Następnie Janina Pawełczyk odczytała kilkustronicowe oświadczenie, w którym wyjaśniła cel swoich działań.
Radna poinformowała też, że jej argumenty nie przekonały członków komisji i zgodnie z prawem złożyła zdanie odrębne do protokołu. Zdaniem Janiny Pawełczyk, jej działań nie można interpretować jako nadmierną kontrolę. Głos zabrały również 3 radne, które broniły przewodniczącej.
Po powołaniu komisji skrutacyjnej, rozpoczęło się tajne głosowanie. Radni odbierali karty, głosowali za osłoną i następnie wrzucali karty do urny. Po kilkunastu minutach znane były wyniki.
Po procedowaniu kolejnych uchwał, rozszerzono porządek sesji o wybór nowego przewodniczącego.
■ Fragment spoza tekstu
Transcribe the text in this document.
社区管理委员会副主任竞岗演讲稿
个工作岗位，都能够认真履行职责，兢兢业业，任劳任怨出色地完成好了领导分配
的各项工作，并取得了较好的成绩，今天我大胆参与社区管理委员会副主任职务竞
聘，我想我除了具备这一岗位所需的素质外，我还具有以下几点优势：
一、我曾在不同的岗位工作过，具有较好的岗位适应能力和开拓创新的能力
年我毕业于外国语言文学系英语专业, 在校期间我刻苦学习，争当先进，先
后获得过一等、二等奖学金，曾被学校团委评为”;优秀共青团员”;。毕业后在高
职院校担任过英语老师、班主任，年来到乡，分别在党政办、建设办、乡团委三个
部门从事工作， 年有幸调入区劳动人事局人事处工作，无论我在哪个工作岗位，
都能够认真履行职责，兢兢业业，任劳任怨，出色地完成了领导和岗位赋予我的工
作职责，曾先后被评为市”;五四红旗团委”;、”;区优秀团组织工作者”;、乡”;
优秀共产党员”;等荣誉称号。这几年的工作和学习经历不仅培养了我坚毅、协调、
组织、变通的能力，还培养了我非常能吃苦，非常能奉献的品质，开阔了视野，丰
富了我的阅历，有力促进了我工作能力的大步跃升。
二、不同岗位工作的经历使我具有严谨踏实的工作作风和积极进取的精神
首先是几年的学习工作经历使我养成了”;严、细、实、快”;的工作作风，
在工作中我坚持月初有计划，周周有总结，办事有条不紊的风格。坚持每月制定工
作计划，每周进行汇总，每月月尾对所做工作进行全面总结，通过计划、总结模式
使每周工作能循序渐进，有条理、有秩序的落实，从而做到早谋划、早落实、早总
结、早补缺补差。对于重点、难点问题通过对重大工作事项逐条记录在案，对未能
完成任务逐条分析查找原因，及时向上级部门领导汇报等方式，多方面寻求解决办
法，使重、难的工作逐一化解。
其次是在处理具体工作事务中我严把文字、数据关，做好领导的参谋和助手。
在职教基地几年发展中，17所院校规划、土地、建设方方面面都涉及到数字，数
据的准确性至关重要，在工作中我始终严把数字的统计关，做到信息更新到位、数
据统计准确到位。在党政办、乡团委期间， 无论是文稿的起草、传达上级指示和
W tajnym głosowaniu stosunkiem głosów 10:5 nową przewodniczącą została Lidia Grześkowiak. W trakcie sesji trwała też dyskusja o tym, czy Janina Pawełczyk postąpiła zgodnie z prawem, nie zwołując sesji w ciągu 7 dni od daty wpływu pierwszego wniosku. Zdaniem przewodniczącej nie był on skuteczny ze względu na niespójność i sprzeczność pomiędzy wnioskiem a proponowanym porządkiem obrad. Zarówno była przewodnicząca, jak i burmistrz Dolska, odczytali dwie niezależne i zupełnie odmienne opinie prawne.
W poprzedniej kadencji podejmowano dwie nieskuteczne próby odwołania Romualda Nawrota.